The company's profitability recovery was driven by operational discipline rather than volume expansion. Addoha has been transitioning for several years away from the high-volume, thin-margin affordable housing model that defined its early growth under Sefrioui, moving toward a more selective development approach that prioritises project quality, execution speed and return on capital.
The balance sheet remained stable through the growth. Net debt held at 4.385 billion dirhams ($468.99 million) even as construction activity intensified across the company's project pipeline, reflecting disciplined capital deployment. The gearing ratio stood at 30%, and consolidated equity rose to 10.4 billion dirhams ($1.11 billion), reinforcing the company's long-term financial footing.
Sefrioui and the business he built
Anas Sefrioui founded Addoha in 1988, entering Morocco's real estate industry as the son of a plaster manufacturer with an early focus on affordable and social housing. He built the company on government-backed contracts for subsidised housing programmes during Morocco's rapid urbanisation, scaling rapidly through the 1990s and into the 2000s. Addoha listed on the Casablanca Stock Exchange in 2006, and Sefrioui has maintained a controlling stake of approximately 64.78%, equivalent to roughly 260.7 million shares. His net worth is estimated at approximately $1.5 billion to $1.6 billion, with the majority tied to his Addoha position.
The company's geographic reach now spans Morocco's major cities including Casablanca, Rabat, Tangier, Marrakech and Fes, alongside West African operations in Côte d'Ivoire and Guinea. In early 2026, Sefrioui committed approximately $300 million to a luxury residential development in Abidjan, signalling an accelerating push into West Africa's premium property segment.
Addoha has also secured contracts for more than 5,000 rehousing units across Casablanca, Rabat and Marrakech in Morocco, projects expected to generate approximately MAD 1.2 billion ($120 million) in revenue and provide a stable income base alongside higher-margin developments.

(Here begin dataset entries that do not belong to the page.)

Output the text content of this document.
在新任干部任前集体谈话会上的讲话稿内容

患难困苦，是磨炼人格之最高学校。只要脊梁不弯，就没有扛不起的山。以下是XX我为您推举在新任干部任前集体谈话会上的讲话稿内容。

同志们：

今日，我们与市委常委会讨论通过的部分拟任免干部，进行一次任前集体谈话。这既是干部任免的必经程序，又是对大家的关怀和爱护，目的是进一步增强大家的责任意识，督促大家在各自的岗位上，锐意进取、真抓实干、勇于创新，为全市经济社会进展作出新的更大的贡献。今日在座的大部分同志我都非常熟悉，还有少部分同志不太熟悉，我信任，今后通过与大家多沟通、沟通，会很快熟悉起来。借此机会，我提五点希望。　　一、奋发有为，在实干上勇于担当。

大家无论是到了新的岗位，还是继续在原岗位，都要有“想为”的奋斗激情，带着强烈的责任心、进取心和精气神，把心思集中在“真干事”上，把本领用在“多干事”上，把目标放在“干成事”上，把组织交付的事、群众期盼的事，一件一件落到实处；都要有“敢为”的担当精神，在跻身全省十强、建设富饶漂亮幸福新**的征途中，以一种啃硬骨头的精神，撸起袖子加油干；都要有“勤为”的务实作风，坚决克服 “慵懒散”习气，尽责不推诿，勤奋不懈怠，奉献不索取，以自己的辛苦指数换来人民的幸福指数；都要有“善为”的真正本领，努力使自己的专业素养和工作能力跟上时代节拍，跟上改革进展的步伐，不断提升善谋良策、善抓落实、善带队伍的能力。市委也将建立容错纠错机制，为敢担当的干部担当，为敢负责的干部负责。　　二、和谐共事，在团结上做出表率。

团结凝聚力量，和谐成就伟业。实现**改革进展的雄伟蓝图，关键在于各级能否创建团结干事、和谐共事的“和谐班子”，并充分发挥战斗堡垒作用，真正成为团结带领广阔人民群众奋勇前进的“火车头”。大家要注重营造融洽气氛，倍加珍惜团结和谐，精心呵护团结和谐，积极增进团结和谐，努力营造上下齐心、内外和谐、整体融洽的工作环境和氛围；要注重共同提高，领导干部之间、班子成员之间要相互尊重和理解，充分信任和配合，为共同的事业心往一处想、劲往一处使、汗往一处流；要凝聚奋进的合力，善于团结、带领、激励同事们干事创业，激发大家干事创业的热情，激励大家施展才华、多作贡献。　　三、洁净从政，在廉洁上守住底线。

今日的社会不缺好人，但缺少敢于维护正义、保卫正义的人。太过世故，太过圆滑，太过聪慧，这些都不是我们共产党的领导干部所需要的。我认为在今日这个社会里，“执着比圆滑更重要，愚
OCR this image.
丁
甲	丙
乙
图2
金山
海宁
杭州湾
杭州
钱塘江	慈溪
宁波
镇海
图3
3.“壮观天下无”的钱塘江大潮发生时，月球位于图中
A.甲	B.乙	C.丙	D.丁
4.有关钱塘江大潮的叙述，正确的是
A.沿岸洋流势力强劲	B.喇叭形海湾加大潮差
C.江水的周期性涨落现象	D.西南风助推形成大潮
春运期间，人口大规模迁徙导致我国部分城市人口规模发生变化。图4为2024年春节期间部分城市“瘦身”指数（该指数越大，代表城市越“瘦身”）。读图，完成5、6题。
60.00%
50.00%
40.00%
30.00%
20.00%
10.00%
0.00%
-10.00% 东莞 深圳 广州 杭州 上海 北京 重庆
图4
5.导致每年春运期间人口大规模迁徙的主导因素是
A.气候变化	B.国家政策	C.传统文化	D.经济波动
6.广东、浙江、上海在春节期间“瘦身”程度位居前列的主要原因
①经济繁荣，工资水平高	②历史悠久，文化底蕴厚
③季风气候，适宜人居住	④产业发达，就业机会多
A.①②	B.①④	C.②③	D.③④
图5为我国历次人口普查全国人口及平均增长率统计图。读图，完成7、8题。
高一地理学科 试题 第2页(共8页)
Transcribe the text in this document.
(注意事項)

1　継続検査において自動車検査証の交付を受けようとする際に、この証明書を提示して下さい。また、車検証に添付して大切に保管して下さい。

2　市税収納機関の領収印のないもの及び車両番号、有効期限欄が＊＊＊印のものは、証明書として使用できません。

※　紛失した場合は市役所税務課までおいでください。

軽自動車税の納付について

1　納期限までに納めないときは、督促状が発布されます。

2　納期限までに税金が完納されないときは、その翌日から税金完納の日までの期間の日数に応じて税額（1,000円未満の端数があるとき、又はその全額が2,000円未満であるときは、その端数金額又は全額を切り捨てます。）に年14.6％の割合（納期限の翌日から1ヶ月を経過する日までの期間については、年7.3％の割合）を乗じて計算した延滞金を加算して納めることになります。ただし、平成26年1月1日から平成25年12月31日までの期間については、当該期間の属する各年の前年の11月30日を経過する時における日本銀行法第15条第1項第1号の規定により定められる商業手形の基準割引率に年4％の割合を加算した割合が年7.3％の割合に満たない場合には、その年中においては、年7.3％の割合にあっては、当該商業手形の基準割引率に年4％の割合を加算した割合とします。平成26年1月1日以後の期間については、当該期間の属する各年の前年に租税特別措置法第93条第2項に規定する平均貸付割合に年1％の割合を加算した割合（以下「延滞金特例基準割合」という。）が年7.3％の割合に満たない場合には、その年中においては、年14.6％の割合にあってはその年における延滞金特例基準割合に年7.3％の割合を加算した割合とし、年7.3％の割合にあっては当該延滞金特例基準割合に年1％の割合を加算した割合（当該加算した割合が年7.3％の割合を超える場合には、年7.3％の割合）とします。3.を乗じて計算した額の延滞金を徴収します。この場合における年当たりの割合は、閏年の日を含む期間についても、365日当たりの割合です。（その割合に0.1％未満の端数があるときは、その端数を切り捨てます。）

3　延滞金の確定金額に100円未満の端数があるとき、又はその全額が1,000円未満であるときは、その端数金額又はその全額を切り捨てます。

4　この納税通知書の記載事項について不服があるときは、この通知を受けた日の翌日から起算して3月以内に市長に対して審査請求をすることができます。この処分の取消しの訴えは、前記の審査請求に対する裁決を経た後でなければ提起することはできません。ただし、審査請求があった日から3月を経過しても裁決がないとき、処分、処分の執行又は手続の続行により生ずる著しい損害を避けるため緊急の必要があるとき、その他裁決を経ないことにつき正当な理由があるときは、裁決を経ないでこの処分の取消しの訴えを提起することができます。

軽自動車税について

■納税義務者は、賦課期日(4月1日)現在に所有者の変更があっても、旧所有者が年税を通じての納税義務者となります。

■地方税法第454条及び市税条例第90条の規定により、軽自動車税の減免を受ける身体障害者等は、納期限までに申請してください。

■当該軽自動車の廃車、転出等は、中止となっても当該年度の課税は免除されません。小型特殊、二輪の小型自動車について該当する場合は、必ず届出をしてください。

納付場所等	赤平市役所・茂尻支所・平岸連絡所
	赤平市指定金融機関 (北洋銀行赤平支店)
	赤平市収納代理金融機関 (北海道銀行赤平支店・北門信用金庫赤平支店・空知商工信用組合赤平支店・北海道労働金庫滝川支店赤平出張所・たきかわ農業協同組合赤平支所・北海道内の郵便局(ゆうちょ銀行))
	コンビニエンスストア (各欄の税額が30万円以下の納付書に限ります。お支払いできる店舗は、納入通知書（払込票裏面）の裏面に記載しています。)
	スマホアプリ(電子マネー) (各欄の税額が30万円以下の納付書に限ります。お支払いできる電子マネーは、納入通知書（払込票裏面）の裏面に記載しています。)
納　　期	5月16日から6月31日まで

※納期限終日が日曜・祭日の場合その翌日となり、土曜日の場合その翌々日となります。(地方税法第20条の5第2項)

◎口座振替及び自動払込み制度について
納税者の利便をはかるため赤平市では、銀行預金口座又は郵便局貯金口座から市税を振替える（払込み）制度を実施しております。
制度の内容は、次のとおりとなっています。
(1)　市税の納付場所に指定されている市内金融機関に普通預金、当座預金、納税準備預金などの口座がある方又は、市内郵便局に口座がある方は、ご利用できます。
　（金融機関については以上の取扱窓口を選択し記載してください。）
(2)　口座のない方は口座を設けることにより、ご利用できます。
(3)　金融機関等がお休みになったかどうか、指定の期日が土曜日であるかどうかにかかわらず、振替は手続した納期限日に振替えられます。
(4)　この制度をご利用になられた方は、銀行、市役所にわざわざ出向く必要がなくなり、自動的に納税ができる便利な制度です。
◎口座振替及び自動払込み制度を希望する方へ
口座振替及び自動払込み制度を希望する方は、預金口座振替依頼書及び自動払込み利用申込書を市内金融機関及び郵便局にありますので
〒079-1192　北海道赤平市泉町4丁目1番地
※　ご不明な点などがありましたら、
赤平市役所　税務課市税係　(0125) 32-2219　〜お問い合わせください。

A residential project in Morocco's premium segment carries an estimated revenue potential of MAD 12 billion ($1.2 billion), pointing to the scale of the company's longer-term pipeline.
Beyond Addoha, Sefrioui holds full ownership of Ciments de l'Afrique, known as CIMAF, a cement manufacturer with plants and distribution networks across West Africa including Senegal, Mali and Ghana, diversifying his exposure beyond the housing sector.
The 2025 results confirm that Addoha's repositioning is producing measurable financial returns. The challenge ahead is sustaining that profit improvement while managing a development pipeline that spans multiple African markets with different regulatory environments, demand profiles and financing conditions. The company's decision to hold net debt flat during a year of intensified construction suggests the financial framework is in place to support that ambition.